Bernier urges inquiry that emerges from LIS as a discipline. Fair enough. We return to the question of definition, this time with specificity, and ask, What is LIS? At the risk of being presumptuous, allow me to suggest some elements of a disciplinary framework within which young adult services can be examined and formulated. One element that many people dispute at the current time is the institutional locus of the services. Rather than irrelevant or peripheral, the institutional is essential. The institution itself is misunderstood and all too facilely dismissed by some who would deny that humans gravitate to places that embody meaning for them. Libraries are such a place; most importantly, they are places of human engagement anddare I say itconstruction. One need not be a social constructionist to accept that institutions are particularly human constructions, designed and created for purposes of interaction, exploration, and discovery. In other words, the library is a counterpoint to any naive solipsism that omits the interdependence that characterizes the human condition (if I can be permitted a bit of lofty language). There is no denying that library as place is a rather recent notion, but it does in some ways represent a return to ideas of the library as a learning environment. An excellent treatment of the library as place is the collection of essays edited by Buschman and Leckie (2007). Some of the essayists who contributed to that volume are also represented in this reader. The concept of the institution pervades all of the sections of the present volume and should be taken as something of a first principle for inquiry and practice in LIS. In fact, the institution is a locus for critical inquiry and practice.

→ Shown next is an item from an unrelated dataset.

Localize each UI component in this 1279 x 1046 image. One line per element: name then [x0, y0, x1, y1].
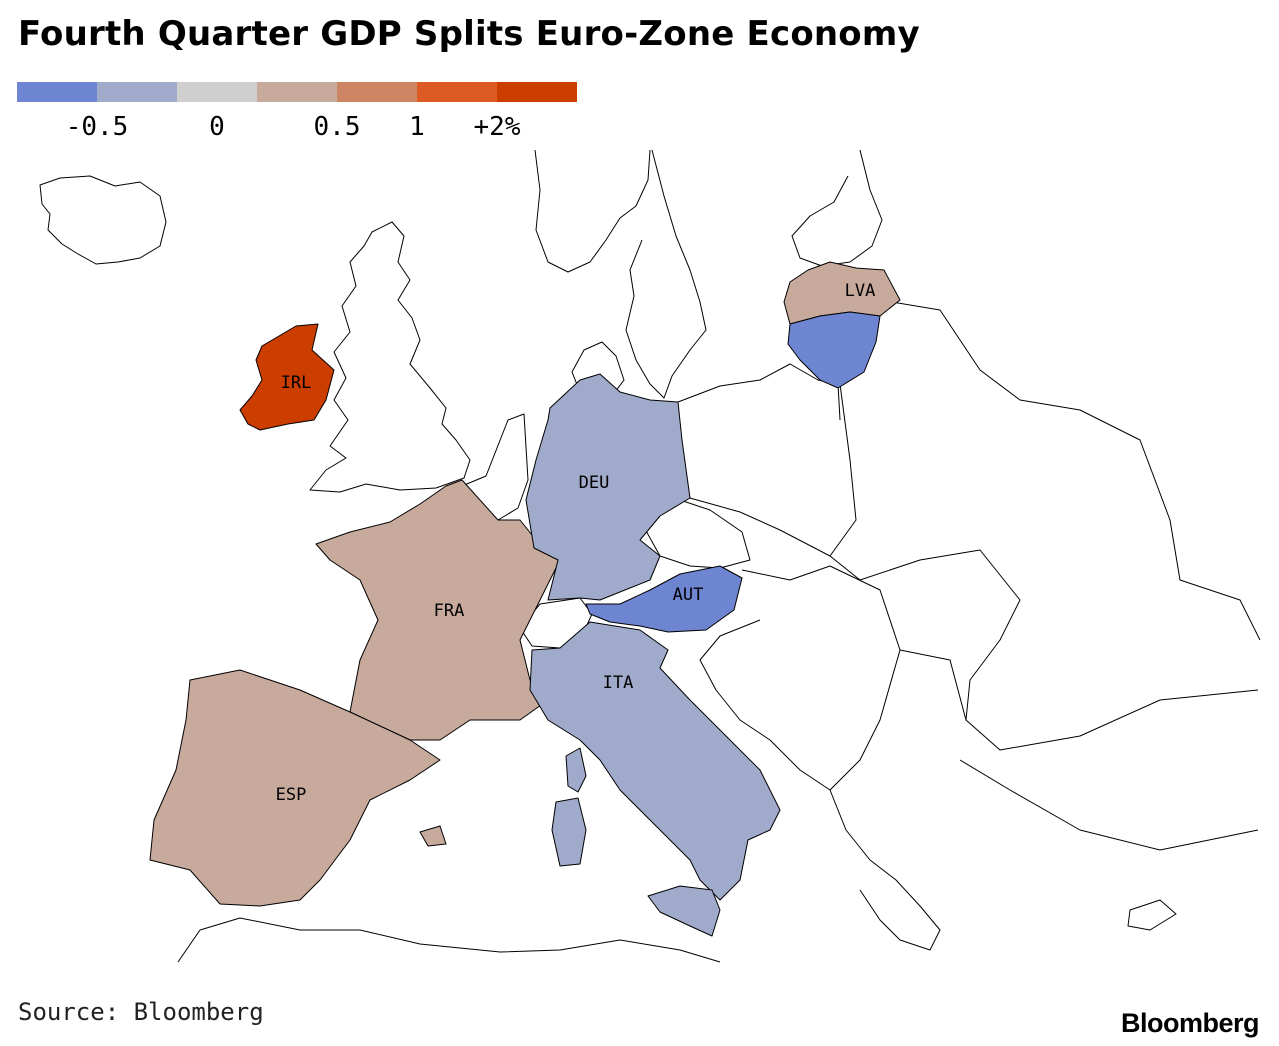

Another and actually related idea is community. Institutions should not exist merely for self-perpetuation; their being has a foundation of connections among people. Institutions of specific types have specific kinds of connections as components of their essential natures. Communities look to institutions in some important ways as extensions of what they seek to be and do. Here a complex dynamic has to be introduced: Communities have multiple identities that should be recognized by the people who operate within institutions. Communities include embodied linguistic, cultural, and other groups that share one or many characteristics. To some extent the sharing is situational and can be recognized by physical and cultural environment. In other ways there are choices made by people, or what Michael Walzer (1983) calls association. There is a serious challenge to institutions and those who work in them here; the positions many people make are based on skepticism and suspicion when it comes to official institutions, regardless of stated missions or services of the institutions. LIS as a discipline must have as a facet the understanding of the tensions that can exist between communities and institutions, and the research and praxis in the field must address the challenge directly. Services, including young adult services, are not abstractions; they are pragmatic, even as they should have sound frameworks.